Un diplôme universitaire du niveau du master dans le domaine de la justice, du droit, de la criminologie, de la gestion des entreprises, de la gestion des opérations ou dans une autre discipline sociale ou politique pertinente est exigé. À défaut, un diplôme du premier cycle dans un domaine similaire assorti de deux années supplémentaires d’expérience professionnelle pertinente peut être accepté. Les personnes qui ont réussi le concours du programme Jeunes administrateurs, le concours national de recrutement organisé par l’ONU ou le concours de passage de G à P et qui sont titulaires d’un diplôme universitaire du premier cycle peuvent faire acte de candidature même si elles n’ont pas d’expérience.

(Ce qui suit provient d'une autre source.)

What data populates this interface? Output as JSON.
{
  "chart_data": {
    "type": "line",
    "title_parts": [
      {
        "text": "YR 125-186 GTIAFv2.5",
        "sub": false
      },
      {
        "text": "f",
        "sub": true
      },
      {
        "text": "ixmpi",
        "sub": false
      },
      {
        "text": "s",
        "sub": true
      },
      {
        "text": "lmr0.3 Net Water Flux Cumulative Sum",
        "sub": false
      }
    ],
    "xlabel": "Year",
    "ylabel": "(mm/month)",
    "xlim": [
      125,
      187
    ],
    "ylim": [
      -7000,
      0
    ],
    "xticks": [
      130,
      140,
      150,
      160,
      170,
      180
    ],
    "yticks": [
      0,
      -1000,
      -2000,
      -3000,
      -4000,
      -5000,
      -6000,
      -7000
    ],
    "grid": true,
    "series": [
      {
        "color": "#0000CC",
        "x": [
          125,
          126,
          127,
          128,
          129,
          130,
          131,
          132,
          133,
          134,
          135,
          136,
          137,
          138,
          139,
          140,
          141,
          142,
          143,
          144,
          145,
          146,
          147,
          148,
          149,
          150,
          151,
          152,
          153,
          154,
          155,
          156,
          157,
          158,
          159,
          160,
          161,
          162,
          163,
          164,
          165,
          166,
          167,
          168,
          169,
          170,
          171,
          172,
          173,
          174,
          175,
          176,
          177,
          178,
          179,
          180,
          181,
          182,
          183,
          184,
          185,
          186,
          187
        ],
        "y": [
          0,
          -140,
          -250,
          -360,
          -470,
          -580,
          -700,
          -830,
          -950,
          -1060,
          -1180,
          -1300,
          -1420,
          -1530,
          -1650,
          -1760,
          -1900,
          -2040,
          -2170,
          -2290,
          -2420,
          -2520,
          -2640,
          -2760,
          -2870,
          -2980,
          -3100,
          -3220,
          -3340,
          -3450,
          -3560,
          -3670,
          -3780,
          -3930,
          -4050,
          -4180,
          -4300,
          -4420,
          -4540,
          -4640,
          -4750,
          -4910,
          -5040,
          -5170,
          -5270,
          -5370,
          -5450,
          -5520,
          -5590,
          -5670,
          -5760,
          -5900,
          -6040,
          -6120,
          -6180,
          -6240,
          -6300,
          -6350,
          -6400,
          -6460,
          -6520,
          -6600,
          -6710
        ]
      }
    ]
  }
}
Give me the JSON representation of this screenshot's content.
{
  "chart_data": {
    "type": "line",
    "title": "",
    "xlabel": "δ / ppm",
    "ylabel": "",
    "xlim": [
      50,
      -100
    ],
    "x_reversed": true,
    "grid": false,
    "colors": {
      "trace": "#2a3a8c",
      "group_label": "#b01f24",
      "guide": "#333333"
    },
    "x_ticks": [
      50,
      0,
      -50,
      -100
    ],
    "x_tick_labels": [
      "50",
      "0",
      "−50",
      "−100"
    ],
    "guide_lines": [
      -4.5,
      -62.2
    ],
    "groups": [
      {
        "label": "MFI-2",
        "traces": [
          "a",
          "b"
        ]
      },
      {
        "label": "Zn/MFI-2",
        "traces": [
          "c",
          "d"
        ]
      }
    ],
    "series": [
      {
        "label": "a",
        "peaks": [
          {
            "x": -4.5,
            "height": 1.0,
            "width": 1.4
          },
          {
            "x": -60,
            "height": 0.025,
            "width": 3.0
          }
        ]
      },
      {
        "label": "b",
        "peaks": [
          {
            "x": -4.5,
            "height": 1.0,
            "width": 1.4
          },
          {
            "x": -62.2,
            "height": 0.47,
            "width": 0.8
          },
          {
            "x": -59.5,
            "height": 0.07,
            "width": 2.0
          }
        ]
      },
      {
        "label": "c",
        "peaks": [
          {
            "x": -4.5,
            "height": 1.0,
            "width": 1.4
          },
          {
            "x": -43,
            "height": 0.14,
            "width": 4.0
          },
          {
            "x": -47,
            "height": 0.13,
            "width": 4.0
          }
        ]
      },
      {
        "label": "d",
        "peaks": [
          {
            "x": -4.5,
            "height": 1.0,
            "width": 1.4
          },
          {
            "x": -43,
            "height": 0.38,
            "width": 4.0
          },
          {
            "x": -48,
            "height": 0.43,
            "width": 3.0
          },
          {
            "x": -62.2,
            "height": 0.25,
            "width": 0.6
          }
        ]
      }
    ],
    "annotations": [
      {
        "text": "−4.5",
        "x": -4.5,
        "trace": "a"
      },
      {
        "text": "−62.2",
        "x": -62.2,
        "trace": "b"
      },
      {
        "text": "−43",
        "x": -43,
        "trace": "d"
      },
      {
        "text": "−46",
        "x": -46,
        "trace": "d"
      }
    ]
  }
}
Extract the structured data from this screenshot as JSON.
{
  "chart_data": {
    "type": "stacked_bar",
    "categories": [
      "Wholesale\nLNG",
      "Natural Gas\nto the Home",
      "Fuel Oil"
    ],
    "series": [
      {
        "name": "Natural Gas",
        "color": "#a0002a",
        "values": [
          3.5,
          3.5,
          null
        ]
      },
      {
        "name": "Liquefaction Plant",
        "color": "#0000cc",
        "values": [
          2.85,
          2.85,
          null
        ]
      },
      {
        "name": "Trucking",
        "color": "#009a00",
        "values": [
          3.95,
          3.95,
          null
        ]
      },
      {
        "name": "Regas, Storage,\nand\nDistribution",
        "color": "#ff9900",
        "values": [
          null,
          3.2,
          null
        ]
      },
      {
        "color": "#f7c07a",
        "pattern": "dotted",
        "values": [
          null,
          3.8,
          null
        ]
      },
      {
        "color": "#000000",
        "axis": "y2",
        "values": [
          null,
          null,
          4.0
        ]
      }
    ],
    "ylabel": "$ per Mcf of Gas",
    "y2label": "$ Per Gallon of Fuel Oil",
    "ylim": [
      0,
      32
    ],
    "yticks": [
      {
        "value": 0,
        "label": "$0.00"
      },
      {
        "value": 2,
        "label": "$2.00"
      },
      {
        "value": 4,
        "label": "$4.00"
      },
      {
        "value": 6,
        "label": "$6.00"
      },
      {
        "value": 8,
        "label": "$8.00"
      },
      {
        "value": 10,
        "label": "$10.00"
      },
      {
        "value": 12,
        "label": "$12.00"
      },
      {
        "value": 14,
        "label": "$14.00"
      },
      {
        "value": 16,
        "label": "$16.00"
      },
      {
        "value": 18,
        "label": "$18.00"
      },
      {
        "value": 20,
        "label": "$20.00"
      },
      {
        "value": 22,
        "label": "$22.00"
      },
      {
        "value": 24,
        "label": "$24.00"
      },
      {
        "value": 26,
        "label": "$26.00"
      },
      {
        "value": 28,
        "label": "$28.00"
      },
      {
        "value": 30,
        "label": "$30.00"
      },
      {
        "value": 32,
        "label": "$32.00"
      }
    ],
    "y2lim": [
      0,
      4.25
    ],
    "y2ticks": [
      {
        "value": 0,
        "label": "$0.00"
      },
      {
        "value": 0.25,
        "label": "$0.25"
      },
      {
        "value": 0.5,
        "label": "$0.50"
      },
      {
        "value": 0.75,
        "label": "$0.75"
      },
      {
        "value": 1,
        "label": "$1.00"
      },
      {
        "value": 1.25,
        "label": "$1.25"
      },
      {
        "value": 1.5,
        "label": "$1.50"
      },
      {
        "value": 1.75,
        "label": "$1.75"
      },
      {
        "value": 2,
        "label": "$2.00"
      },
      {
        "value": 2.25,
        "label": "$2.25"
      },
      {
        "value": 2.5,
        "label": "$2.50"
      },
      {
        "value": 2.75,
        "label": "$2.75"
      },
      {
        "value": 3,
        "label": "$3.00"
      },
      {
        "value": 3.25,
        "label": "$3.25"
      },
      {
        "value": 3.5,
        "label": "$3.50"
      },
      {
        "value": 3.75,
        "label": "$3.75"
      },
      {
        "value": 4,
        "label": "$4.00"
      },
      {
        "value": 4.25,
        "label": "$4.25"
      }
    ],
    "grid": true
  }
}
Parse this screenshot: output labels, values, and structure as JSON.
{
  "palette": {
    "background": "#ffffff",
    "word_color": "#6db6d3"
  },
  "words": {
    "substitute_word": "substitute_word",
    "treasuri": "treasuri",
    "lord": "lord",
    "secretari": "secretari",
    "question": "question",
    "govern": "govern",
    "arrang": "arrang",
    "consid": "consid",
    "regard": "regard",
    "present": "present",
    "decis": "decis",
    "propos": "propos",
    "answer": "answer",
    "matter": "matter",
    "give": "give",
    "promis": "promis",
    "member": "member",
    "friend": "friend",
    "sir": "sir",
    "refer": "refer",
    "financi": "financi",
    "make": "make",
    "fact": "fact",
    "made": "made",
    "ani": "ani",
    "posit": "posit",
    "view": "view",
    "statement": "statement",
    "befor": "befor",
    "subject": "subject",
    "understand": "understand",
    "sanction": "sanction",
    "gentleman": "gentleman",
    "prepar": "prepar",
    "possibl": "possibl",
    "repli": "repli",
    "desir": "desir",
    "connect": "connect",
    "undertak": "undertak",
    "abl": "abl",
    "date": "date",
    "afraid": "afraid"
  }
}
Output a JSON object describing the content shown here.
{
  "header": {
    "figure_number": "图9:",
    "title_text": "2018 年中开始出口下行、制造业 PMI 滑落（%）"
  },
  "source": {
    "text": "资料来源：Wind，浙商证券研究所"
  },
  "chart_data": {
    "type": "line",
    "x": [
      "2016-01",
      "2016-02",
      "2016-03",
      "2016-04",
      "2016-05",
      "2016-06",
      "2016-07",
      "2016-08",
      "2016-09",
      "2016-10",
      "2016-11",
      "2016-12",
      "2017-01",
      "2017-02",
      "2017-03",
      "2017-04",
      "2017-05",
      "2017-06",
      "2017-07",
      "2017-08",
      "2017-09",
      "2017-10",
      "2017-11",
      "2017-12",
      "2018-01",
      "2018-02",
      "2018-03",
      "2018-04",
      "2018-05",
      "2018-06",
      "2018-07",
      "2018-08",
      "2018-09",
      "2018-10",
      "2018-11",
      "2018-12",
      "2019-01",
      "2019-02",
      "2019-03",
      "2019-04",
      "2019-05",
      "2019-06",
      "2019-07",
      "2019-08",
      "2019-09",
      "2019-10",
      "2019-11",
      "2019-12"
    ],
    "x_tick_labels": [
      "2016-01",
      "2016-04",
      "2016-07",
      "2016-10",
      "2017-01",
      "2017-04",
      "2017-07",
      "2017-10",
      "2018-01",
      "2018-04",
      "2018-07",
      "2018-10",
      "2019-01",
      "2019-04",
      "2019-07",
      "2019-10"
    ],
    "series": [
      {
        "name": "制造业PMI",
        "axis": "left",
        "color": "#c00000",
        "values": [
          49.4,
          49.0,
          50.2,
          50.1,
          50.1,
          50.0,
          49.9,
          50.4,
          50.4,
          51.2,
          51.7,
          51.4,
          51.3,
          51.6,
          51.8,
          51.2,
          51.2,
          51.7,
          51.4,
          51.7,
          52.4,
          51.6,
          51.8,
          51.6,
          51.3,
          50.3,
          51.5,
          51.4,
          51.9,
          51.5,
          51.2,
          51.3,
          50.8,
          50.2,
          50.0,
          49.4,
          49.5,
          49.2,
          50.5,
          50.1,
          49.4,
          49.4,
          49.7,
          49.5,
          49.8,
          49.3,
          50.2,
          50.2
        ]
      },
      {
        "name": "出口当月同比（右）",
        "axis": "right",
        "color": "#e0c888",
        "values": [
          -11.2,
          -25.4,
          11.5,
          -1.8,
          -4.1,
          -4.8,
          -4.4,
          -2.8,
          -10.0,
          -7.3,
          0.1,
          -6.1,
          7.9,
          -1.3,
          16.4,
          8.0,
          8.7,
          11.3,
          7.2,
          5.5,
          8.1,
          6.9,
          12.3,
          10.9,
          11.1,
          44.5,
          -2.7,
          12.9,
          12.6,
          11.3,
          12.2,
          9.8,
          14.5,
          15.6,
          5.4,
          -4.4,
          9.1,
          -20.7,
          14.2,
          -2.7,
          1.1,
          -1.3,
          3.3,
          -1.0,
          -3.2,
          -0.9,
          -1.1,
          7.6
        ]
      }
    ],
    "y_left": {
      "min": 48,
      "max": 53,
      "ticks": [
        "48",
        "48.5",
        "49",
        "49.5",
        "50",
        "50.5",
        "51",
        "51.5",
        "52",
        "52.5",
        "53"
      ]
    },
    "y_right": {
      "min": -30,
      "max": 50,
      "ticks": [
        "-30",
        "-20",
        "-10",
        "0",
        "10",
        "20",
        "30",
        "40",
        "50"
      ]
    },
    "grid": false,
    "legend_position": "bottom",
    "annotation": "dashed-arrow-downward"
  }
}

Au moins deux ans d’expérience, à des niveaux de responsabilité de plus en plus élevés de la gestion ou de l’administration de projets/programmes dans le domaine de l’état de droit et de la justice pénale, OU la réussite au concours du programme Jeunes administrateurs, au concours national de recrutement organisé par l’ONU ou au concours de passage de G à P, sont exigés.
Une expérience professionnelle de l’application du droit maritime ou de l’appui aux services de détection et de répression des infractions au droit maritime est requise.
Une expérience professionnelle acquise dans le système des Nations Unies ou des organisations internationales de même type est souhaitable.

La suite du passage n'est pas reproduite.